El Papa Francisco será recordado como un hombre que, consciente de los límites de la institución que representó, buscó humanizar una estructura milenaria marcada por el rechazo a la modernidad, la ciencia y la disidencia. Su papado no puede evaluarse sin esa pesada herencia: la de una Iglesia que, aunque ha inspirado figuras admirables, también silenció a Galileo, promovió la Inquisición, sostuvo durante siglos el Index Librorum Prohibitorum (libros prohibidos, vigente hasta 1966), y apenas en 1992 rectificó el juicio contra Galileo, condenado por defender la teoría heliocéntrica de Copérnico.
Su elección del nombre Francisco, evocando al santo de Asís, fue una declaración ética: humildad, fraternidad, desapego; una voluntad de desmarcarse del boato vaticano. Pero el gesto simbólico no bastó para revertir la pérdida de fieles en América Latina y Europa, ni para superar el desencuentro con generaciones que ya no comprenden el lenguaje ni las ausencias de la institución. Desde ese legado, su palabra adquirió otro peso. Su encíclica Laudato si’ (2015) fue una toma de posición ética frente al colapso ecológico. Allí propuso una “ecología integral”, criticó la lógica del descarte, la marginación y la idolatría del mercado.
Su reciente crítica a la xenofobia, tras la visita del vicepresidente J. D. Vance, mostró que su brújula moral seguía activa. Pero ese impulso convivió con ambigüedades: abrazó causas nobles -la opción por los pobres, la denuncia de la guerra en Gaza-, pero guardó silencio ante regímenes autoritarios e incluso estrechó vínculos con algunos, como en el caso cubano.
Promovió una “Iglesia en salida”, volcada al encuentro del otro, más horizontal; impulsó transparencia financiera y abrió debates antes impensables.
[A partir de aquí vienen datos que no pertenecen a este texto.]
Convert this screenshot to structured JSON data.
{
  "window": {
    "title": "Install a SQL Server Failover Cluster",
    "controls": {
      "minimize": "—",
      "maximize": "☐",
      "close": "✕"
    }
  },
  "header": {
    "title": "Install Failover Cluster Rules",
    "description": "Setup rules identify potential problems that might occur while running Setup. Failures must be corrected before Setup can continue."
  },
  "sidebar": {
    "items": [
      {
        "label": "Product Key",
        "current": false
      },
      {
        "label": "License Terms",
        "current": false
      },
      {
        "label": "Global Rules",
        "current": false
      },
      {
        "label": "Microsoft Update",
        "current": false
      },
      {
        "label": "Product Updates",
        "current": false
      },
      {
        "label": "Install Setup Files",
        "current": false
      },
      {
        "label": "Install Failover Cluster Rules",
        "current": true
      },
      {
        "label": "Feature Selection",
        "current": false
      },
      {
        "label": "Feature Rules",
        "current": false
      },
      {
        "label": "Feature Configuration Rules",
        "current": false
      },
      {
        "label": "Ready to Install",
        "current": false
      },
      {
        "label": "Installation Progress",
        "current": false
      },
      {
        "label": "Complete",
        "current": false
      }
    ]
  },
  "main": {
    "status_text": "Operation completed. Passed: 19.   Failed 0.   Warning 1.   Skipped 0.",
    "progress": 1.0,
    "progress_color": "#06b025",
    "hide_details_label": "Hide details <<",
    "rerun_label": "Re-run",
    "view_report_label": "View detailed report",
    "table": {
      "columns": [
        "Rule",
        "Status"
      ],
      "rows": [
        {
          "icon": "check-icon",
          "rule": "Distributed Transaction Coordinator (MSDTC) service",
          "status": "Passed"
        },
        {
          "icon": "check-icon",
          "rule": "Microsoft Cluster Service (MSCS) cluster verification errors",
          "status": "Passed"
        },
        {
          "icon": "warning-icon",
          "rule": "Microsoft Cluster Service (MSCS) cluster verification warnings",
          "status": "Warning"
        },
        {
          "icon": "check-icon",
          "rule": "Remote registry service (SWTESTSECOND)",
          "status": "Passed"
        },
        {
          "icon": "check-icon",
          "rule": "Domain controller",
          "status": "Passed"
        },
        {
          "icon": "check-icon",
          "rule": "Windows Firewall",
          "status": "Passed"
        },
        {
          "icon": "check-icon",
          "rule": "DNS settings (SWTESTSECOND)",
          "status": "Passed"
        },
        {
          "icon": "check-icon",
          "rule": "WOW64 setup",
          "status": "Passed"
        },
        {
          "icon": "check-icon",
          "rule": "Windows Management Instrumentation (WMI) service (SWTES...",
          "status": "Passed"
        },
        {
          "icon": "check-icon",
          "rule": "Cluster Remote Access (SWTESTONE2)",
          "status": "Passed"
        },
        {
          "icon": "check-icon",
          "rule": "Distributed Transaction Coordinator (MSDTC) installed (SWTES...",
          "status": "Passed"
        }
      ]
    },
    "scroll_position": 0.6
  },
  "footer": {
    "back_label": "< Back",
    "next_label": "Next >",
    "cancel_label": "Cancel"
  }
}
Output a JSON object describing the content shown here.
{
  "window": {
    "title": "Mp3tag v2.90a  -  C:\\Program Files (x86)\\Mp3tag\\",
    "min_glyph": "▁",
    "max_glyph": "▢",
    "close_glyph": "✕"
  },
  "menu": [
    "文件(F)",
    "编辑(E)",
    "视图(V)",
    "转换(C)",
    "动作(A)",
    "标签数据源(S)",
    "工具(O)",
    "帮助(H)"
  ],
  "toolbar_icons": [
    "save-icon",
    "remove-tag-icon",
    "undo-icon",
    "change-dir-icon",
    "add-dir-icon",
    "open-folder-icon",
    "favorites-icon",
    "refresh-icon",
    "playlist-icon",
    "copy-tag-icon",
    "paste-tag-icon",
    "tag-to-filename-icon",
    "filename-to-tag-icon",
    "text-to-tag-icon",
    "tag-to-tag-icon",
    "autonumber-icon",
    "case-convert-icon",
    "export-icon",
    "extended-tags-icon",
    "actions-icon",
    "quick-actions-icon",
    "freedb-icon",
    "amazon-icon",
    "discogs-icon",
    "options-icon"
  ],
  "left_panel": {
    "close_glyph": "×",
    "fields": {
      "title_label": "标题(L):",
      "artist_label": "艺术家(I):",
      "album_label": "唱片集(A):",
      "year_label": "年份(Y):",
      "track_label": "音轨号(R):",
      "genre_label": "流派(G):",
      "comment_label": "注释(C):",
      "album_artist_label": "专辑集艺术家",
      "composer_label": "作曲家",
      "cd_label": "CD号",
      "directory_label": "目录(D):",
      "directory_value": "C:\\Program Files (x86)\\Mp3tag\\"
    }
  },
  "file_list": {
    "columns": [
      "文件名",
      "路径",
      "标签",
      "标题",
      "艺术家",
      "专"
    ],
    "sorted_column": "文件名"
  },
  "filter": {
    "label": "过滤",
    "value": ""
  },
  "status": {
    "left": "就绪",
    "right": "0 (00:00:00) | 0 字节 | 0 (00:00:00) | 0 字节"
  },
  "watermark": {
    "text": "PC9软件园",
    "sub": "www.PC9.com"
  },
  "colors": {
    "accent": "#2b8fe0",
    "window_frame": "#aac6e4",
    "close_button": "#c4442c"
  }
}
Pero persisten sombras, como los abusos sexuales largamente encubiertos y las resistencias de la institución.
Francisco no deja una Iglesia renovada, pero sí la huella de su búsqueda. Por ello, prefiero despedir al hombre, sin suntuosidades, a Jorge Mario Bergoglio, al lector de Hölderlin, al hijo de inmigrantes italianos que eligió la sencillez. Vuelvo a Los dos papas, la espléndida película de Fernando Meirelles, que, con agudeza, revela, más allá de la ficción, la tensión entre dogma e intimidad, entre el peso del pasado y la fragilidad humana. Tal vez su mayor gesto haya sido mostrarnos que, incluso un Papa puede y debe dudar, y que toda institución debe mirarse en el espejo de su historia.